Different times, different production and lifestyle.
Let me talk about the illusion of self-transparency Parents, you know that you love children very much, but please remember that children don't think so. It is because you are convinced that you love your children that you are unscrupulous, outspoken and swearing in front of them. You didn't take it seriously after the beating and cursing. You didn't expect the child to write it down.
The child won't think you love him. He can only judge by your expression.

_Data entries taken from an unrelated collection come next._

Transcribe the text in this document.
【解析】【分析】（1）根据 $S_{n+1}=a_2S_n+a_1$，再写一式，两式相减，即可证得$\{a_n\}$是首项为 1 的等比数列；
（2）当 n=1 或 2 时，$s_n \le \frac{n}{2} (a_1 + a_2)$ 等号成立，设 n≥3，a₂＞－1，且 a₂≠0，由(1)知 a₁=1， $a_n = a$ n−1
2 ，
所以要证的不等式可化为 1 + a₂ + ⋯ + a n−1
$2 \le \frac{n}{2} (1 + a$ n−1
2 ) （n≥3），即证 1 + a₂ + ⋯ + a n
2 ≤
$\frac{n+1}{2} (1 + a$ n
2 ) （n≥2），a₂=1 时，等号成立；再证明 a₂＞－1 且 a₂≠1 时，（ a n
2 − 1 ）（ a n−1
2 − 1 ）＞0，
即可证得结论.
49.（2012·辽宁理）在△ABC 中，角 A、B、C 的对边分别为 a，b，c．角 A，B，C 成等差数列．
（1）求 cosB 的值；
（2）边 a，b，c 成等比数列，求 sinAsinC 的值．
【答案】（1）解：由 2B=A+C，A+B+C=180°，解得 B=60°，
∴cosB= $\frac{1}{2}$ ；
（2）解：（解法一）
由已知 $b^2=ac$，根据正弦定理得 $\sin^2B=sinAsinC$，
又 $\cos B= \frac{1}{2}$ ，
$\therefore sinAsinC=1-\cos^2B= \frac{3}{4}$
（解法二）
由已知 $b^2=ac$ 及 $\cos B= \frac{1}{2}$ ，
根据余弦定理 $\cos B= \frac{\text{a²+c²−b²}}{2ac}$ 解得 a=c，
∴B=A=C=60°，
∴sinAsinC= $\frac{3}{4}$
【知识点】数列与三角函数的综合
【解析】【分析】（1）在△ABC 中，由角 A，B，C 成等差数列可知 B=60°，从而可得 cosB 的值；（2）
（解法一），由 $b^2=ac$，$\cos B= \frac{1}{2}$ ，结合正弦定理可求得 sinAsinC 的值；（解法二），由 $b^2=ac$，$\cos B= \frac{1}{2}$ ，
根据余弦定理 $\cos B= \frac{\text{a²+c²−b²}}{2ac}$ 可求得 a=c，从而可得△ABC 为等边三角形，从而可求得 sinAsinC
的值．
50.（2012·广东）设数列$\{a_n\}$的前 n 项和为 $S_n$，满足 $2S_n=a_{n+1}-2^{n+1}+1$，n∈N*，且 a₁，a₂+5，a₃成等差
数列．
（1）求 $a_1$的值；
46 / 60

Children will make such mistakes. Children know that they love their parents, so they don't care about their parents and beat and scold them. He thinks that parents will always be parents in my heart. But parents can't get the care of their children, and their hearts are lost. Children feel ashamed and sad when they beat their parents. ...
What you think-what you express-what the other person feels are three completely different things.
You think you love children when you hit them, but you don't. It makes no difference. But the child thinks that you just don't love him, and you are horrible.
Children care about you and don't care about you. The child thinks he loves you too. But you certainly don't think so.
Some parents are keen to study the causes of their children's depression. How come other parents also beat and scold to control their children, and their children are not depressed?
First of all, not being depressed is not equal to health. Many people in the crowd are not depressed, but have different psychological levels, personality levels, happiness and achievements. You mean it doesn't matter if you beat and scold the child and make him feel bad? His mental personality level is almost the same. It doesn't matter if his life is boring and his happiness is low, as long as he is not depressed?
Secondly, I can write tens of thousands of words to study the influence of high school stress and complicated interpersonal relationships on depression. It does have an impact. But the source is still parents. Why is it that most people in the same school, the same teacher and the same circle of classmates are fine, but your child is depressed? This is the same external environment. Even if it has something to do with genes and nature, you have to admit that your child is a weak child, so if the environment is not good, he will be eliminated first, while other families are relatively thick and can barely survive.
Studying the external environment is useless to get rid of depression. The more you think that it is caused by school and society, the more you think that depression is doomed and impossible to recover? Because the external environment will not change.
In the same natural environment, AIDS patients will get sick even if they breathe, and normal people will be fine. Aids patients can also be blamed on bacteria in the air. Yes, there are bacteria in the air, so it is not his own fault that AIDS patients get sick. But you just have no immunity and you can't go anywhere!
What about your immunity? Your border has long been trampled in family of origin. Your aggressive self-protection has long been castrated by your parents. It is only a matter of time before this kind of people have problems, depending on when air pollution and bacteria in the air exceed the standard. Or if he breathes normally every day, he should collapse after accumulating for three to five years, and then some external setbacks. Finally, he was out of breath and fell down.